Sakara Life is a meal delivery service that delivers all natural, vegan, plant-based food which will reportedly help you lose weight. But is it worth the eye-watering cost and incredibly tedious mealtime experience? The founders, Whitney Tingle and Danielle DuBoise, said in an interview with Business Insider that the idea is to fill your body with unprocessed food, without the downsides of a juice cleanse – definitely wasn’t planning on one of those anyway.
The pair say that Victoria’s Secret models love their service, adding:
The Victoria’s Secret Angels love our program because it’s something they can do and still have energy. You look at their Instagrams and they’re working out like crazy — they’re like athletes.

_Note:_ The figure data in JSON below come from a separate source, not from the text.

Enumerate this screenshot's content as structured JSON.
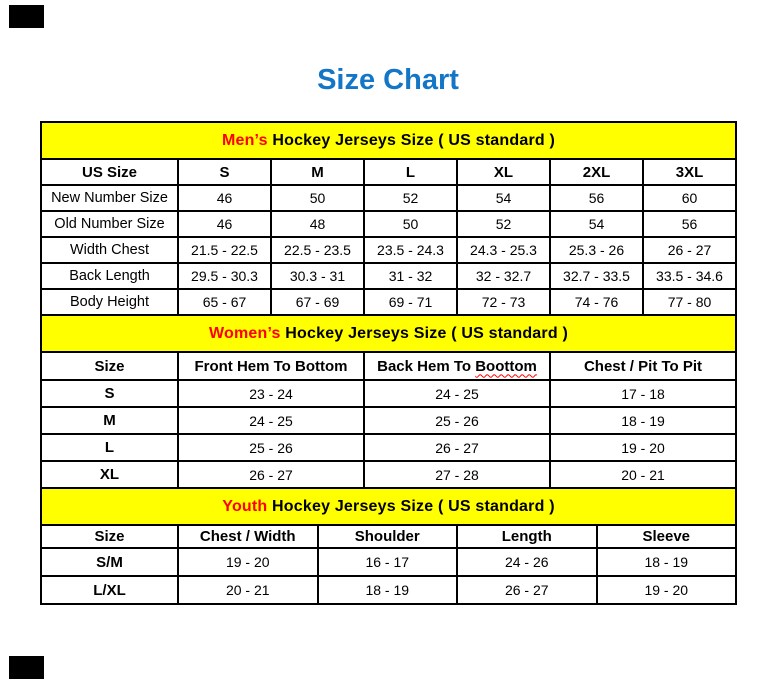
{
  "page": {
    "title": "Size Chart"
  },
  "colors": {
    "title_blue": "#1476c6",
    "banner_yellow": "#ffff00",
    "accent_red": "#ff0000",
    "border_black": "#000000"
  },
  "men": {
    "banner": {
      "highlight": "Men’s",
      "rest": " Hockey Jerseys Size ( US standard )"
    },
    "headers": [
      "US Size",
      "S",
      "M",
      "L",
      "XL",
      "2XL",
      "3XL"
    ],
    "rows": [
      {
        "label": "New Number Size",
        "values": [
          "46",
          "50",
          "52",
          "54",
          "56",
          "60"
        ]
      },
      {
        "label": "Old Number Size",
        "values": [
          "46",
          "48",
          "50",
          "52",
          "54",
          "56"
        ]
      },
      {
        "label": "Width Chest",
        "values": [
          "21.5 - 22.5",
          "22.5 - 23.5",
          "23.5 - 24.3",
          "24.3 - 25.3",
          "25.3 - 26",
          "26 - 27"
        ]
      },
      {
        "label": "Back Length",
        "values": [
          "29.5 - 30.3",
          "30.3 - 31",
          "31 - 32",
          "32 - 32.7",
          "32.7 - 33.5",
          "33.5 - 34.6"
        ]
      },
      {
        "label": "Body Height",
        "values": [
          "65 - 67",
          "67 - 69",
          "69 - 71",
          "72 - 73",
          "74 - 76",
          "77 - 80"
        ]
      }
    ]
  },
  "women": {
    "banner": {
      "highlight": "Women’s",
      "rest": " Hockey Jerseys Size ( US standard )"
    },
    "headers": {
      "col0": "Size",
      "col1": "Front Hem To Bottom",
      "col2_prefix": "Back Hem To ",
      "col2_word": "Boottom",
      "col3": "Chest / Pit To Pit"
    },
    "rows": [
      {
        "label": "S",
        "values": [
          "23 - 24",
          "24 - 25",
          "17 - 18"
        ]
      },
      {
        "label": "M",
        "values": [
          "24 - 25",
          "25 - 26",
          "18 - 19"
        ]
      },
      {
        "label": "L",
        "values": [
          "25 - 26",
          "26 - 27",
          "19 - 20"
        ]
      },
      {
        "label": "XL",
        "values": [
          "26 - 27",
          "27 - 28",
          "20 - 21"
        ]
      }
    ]
  },
  "youth": {
    "banner": {
      "highlight": "Youth",
      "rest": " Hockey Jerseys Size ( US standard )"
    },
    "headers": [
      "Size",
      "Chest / Width",
      "Shoulder",
      "Length",
      "Sleeve"
    ],
    "rows": [
      {
        "label": "S/M",
        "values": [
          "19 - 20",
          "16 - 17",
          "24 - 26",
          "18 - 19"
        ]
      },
      {
        "label": "L/XL",
        "values": [
          "20 - 21",
          "18 - 19",
          "26 - 27",
          "19 - 20"
        ]
      }
    ]
  }
}
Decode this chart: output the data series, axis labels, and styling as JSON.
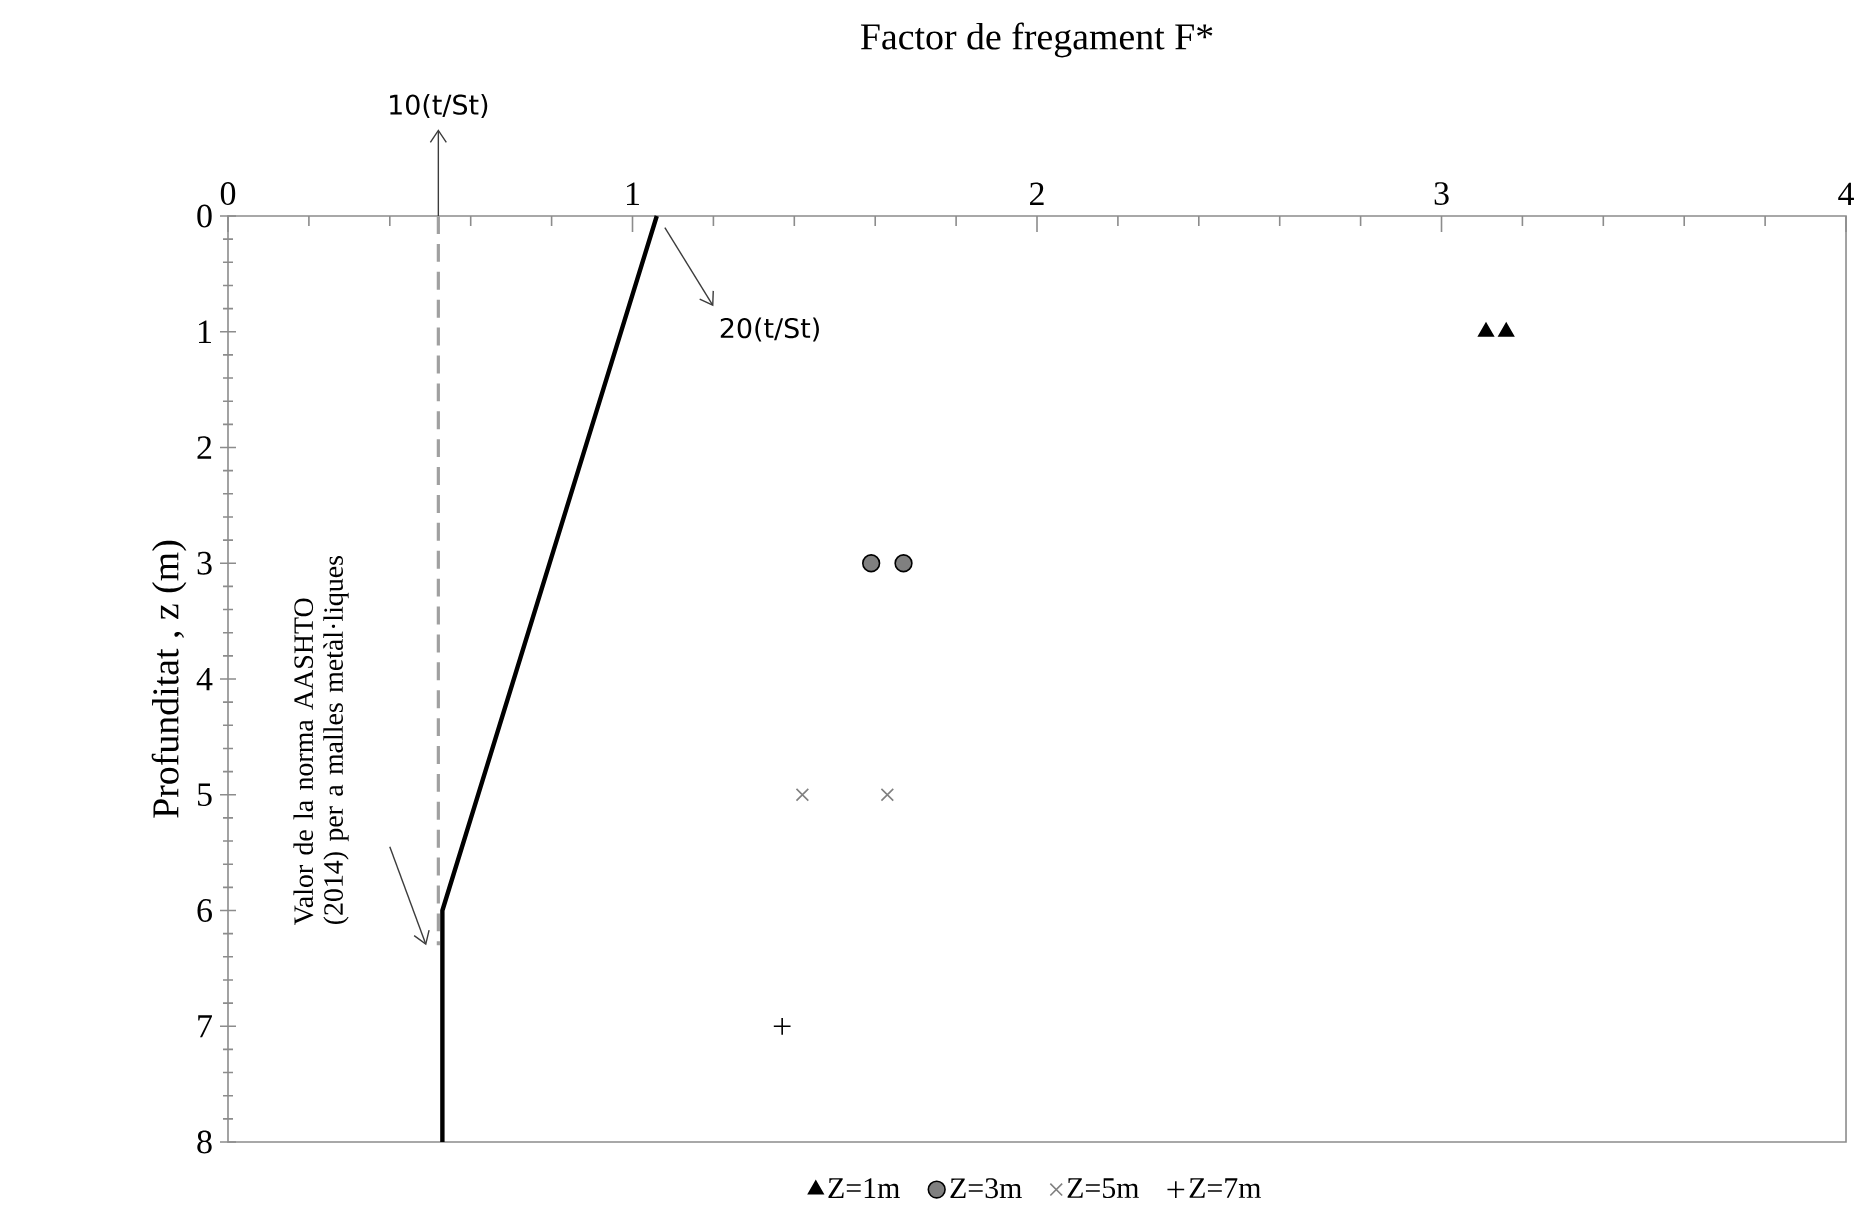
{
  "chart_data": {
    "type": "scatter",
    "xlabel": "Factor de fregament F*",
    "ylabel": "Profunditat , z (m)",
    "xlim": [
      0,
      4
    ],
    "xticks": [
      0,
      1,
      2,
      3,
      4
    ],
    "ylim": [
      8,
      0
    ],
    "yticks": [
      0,
      1,
      2,
      3,
      4,
      5,
      6,
      7,
      8
    ],
    "grid": false,
    "legend": "bottom",
    "series": [
      {
        "type": "line",
        "color": "#000000",
        "line_style": "solid",
        "marker": "none",
        "x": [
          1.06,
          0.53,
          0.53
        ],
        "values": [
          0,
          6,
          8
        ]
      },
      {
        "name": "Z=1m",
        "color": "#000000",
        "marker": "triangle",
        "x": [
          3.11,
          3.16
        ],
        "values": [
          1,
          1
        ]
      },
      {
        "name": "Z=3m",
        "color": "#808080",
        "marker": "circle",
        "x": [
          1.59,
          1.67
        ],
        "values": [
          3,
          3
        ]
      },
      {
        "name": "Z=5m",
        "color": "#808080",
        "marker": "cross",
        "x": [
          1.42,
          1.63
        ],
        "values": [
          5,
          5
        ]
      },
      {
        "name": "Z=7m",
        "color": "#000000",
        "marker": "plus",
        "x": [
          1.37
        ],
        "values": [
          7
        ]
      }
    ],
    "ref_lines": [
      {
        "axis": "x",
        "value": 0.52,
        "color": "#a0a0a0",
        "line_style": "dashed"
      }
    ],
    "annotations": [
      {
        "text": "10(t/St)",
        "x": 0.52,
        "y": 0
      },
      {
        "text": "20(t/St)",
        "x": 1.06,
        "y": 0
      },
      "Valor de la norma AASHTO (2014) per a malles metàl·liques"
    ]
  }
}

The company say that unlike a juice cleanse, which leaves you low on energy (and most likely shitting through the eye of a needle), that their meals have a ‘vast array of nutrients and plant protein to fuel their body’ which ‘helps the models feel great and get the results they want’.
But could it get anymore boring? You may as well just eat grass by the sounds of it…
DuBouse claims that models use Sakara Life before a big show, so one intrepid reporter for The Independent tried out the service. Unfortunately Mallory Schlossberg, didn’t seem overly impressed with the saying the food was ‘hit or miss’.
However she did enjoy the convenience, saying:
Sakara Life delivers food to your door… The menu is planned out by the company’s team, but the program lets you choose allergens (that could be foods you don’t like or don’t respond well to or actually be allergic to) and the company will make concessions for you.
In her review she also complains that although some of the food is quite tasty, at times it can be bland and uninteresting – no surprises there then. The main bone of contention for Ms Schlossberg appears to be that the quality of the food isn’t worth the price you pay, writing: ‘It was a satisfying lunch. But was it worth $30? [£17.88] No.’
So if you’re trying to lose weight, you’re probably better hitting the gym rather than splashing out on ridiculously priced and incredibly bland health foods.